The answer is similar to why TED Talks are limited to 18 minutes in length. According to TED Talks curator Chris Anderson, 18 minutes is “short enough to hold people’s attention, including on the Internet, and precise enough to be taken seriously. But it’s also long enough to say something that matters.”
Using that reasoning, non-avid readers are far more likely to pick up and read a “short” book rather than one in the 350- to 500-page range. And this reasoning annihilates the implication that short books can be too easy and big books too hard. Really? Too easy or hard for whom?
The complaint that reading books of any lengths is daunting typically comes from people (children and adults) who have not experienced what reading books can do for them. People who lack positive book encounters find it difficult to commit to wading into printed works that are wide and deep and filled with information, ideas, stories, characters, theories, conflicts, revelations, and on and on.

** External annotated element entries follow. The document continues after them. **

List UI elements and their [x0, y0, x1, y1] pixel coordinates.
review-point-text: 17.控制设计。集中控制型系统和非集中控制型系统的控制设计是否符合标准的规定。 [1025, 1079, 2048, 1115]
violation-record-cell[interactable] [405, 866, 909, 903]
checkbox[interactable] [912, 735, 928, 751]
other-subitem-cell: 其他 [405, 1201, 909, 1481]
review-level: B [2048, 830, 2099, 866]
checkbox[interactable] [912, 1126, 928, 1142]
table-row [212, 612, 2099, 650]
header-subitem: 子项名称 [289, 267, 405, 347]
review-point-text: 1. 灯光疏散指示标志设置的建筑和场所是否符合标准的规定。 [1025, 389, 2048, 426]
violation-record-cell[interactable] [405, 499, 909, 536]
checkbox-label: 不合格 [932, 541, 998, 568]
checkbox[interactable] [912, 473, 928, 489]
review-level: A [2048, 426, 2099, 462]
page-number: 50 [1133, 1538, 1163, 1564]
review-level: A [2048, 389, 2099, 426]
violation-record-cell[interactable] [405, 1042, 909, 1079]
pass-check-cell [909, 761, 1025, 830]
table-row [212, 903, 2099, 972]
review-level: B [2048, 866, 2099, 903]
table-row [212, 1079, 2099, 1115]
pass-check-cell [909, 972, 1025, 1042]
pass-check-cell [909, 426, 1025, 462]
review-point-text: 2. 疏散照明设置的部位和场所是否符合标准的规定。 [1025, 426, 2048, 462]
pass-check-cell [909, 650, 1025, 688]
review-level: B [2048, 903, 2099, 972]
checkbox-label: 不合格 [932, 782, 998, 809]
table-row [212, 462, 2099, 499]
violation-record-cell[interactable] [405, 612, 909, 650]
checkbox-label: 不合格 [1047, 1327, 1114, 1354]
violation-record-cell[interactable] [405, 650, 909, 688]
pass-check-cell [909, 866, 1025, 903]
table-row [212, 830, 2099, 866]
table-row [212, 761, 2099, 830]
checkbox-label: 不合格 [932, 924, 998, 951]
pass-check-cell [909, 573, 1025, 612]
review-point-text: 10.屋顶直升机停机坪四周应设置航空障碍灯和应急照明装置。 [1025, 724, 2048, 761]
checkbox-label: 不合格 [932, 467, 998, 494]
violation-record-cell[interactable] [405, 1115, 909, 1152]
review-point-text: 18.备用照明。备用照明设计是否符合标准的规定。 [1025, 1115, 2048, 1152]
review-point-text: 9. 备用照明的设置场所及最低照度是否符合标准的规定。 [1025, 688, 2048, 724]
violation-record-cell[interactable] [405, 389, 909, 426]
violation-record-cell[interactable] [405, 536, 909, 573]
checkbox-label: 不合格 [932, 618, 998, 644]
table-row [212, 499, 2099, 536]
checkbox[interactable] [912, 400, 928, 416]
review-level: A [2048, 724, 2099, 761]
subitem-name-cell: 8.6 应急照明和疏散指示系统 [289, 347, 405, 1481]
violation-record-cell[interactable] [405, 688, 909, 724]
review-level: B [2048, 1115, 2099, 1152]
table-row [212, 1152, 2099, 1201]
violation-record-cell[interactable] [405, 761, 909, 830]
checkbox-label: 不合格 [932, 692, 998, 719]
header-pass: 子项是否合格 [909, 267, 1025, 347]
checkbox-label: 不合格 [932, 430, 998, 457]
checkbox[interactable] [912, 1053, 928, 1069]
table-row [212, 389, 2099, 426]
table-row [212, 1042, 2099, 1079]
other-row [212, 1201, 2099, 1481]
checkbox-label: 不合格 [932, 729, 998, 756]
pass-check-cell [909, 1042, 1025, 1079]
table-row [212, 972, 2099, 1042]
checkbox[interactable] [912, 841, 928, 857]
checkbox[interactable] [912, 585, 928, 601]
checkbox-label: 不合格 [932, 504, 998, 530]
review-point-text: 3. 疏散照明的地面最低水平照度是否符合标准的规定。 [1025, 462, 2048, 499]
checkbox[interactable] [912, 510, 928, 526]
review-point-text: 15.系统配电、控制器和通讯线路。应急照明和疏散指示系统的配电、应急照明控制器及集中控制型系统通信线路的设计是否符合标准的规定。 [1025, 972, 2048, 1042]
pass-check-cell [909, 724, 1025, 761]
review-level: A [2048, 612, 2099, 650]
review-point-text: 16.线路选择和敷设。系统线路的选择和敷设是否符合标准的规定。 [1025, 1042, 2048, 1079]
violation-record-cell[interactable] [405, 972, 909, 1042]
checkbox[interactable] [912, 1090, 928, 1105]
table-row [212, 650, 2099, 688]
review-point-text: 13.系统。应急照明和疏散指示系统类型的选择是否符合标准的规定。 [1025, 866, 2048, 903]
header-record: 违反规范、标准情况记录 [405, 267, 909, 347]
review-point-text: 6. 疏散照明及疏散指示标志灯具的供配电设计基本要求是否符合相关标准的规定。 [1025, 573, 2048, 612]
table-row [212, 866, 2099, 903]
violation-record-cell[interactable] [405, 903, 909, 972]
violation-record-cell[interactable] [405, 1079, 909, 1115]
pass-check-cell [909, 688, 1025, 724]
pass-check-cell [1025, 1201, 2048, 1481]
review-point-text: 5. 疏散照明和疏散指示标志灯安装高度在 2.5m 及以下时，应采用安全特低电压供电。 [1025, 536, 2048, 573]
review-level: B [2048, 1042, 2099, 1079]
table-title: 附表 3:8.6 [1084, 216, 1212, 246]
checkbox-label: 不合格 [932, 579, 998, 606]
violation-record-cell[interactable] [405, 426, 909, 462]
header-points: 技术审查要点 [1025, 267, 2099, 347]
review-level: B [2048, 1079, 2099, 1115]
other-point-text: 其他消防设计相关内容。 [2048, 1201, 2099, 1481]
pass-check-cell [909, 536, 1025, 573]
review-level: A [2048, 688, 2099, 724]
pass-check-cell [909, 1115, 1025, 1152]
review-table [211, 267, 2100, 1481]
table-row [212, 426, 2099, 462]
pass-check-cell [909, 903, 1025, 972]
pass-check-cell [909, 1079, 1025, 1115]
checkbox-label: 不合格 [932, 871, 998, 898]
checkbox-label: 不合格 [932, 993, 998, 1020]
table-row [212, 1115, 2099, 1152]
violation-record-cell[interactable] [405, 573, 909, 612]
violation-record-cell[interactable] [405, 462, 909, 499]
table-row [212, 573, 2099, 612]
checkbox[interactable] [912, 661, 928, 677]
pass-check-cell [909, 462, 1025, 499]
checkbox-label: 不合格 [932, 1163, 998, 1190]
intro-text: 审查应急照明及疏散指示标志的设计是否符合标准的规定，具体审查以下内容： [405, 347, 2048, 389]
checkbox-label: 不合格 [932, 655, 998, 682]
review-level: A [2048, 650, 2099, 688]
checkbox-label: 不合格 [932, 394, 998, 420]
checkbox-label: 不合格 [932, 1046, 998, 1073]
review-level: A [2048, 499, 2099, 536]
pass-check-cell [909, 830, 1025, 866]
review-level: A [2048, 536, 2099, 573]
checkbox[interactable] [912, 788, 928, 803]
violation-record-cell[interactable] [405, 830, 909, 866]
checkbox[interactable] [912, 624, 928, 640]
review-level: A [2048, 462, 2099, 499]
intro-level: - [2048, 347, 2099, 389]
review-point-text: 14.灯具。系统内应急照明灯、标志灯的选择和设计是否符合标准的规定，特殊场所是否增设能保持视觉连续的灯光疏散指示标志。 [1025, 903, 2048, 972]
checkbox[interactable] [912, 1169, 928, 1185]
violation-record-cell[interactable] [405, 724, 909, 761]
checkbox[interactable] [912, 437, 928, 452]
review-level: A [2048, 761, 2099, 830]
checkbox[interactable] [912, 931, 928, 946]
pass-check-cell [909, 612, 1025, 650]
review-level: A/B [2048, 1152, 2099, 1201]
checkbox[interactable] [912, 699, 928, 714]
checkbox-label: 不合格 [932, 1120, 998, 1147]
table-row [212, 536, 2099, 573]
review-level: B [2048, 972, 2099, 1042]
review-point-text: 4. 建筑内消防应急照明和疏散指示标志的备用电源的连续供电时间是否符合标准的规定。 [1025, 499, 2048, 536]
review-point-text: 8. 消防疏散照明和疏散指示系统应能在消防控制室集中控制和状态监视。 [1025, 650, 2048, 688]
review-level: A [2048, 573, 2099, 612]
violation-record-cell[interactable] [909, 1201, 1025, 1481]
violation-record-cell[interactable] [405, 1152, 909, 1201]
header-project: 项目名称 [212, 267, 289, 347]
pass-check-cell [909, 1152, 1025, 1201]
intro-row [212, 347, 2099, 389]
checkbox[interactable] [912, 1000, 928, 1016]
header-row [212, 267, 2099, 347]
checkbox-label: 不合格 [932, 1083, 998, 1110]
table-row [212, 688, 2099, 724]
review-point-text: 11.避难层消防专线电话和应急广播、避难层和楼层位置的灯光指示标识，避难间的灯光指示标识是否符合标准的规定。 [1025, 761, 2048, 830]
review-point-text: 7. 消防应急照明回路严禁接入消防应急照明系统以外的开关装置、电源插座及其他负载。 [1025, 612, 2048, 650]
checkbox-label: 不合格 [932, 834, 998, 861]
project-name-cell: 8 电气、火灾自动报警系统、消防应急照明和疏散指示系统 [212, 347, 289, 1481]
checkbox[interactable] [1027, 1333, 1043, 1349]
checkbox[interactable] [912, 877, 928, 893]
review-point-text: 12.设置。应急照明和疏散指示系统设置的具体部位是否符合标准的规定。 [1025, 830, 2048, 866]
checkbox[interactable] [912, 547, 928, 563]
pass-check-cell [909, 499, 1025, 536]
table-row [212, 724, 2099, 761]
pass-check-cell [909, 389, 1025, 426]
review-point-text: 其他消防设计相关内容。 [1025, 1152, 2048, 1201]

Once while walking through a department store, I witnessed two kids who looked to be about 8 or 9 years old walking behind their mother with both of their noses stuck in their own copies of the newest Harry Potter book. It’s hard to imagine an adult holding out the 251-page Harry Potter and the Chamber of Secrets to an 8 year old and saying, “I loved this. Wanna give it a try?” However, that or something quite like it, was precisely what happened to those two children. Offering such a book to a reluctant reader could evince a scowl, but maybe not. Particularly if the recovering reluctant reader had just finished Harry Potter and the Sorcerer’s Stone.
Book length matters to the uninitiated reader who counts pages as if calculating how long they can stay under water. It also matters to the reading devotee looking for something substantial to add to their lives. Yet for those in both camps, the TED Talk speakers’ short list of “short” books might represent just the right size to interest and educate.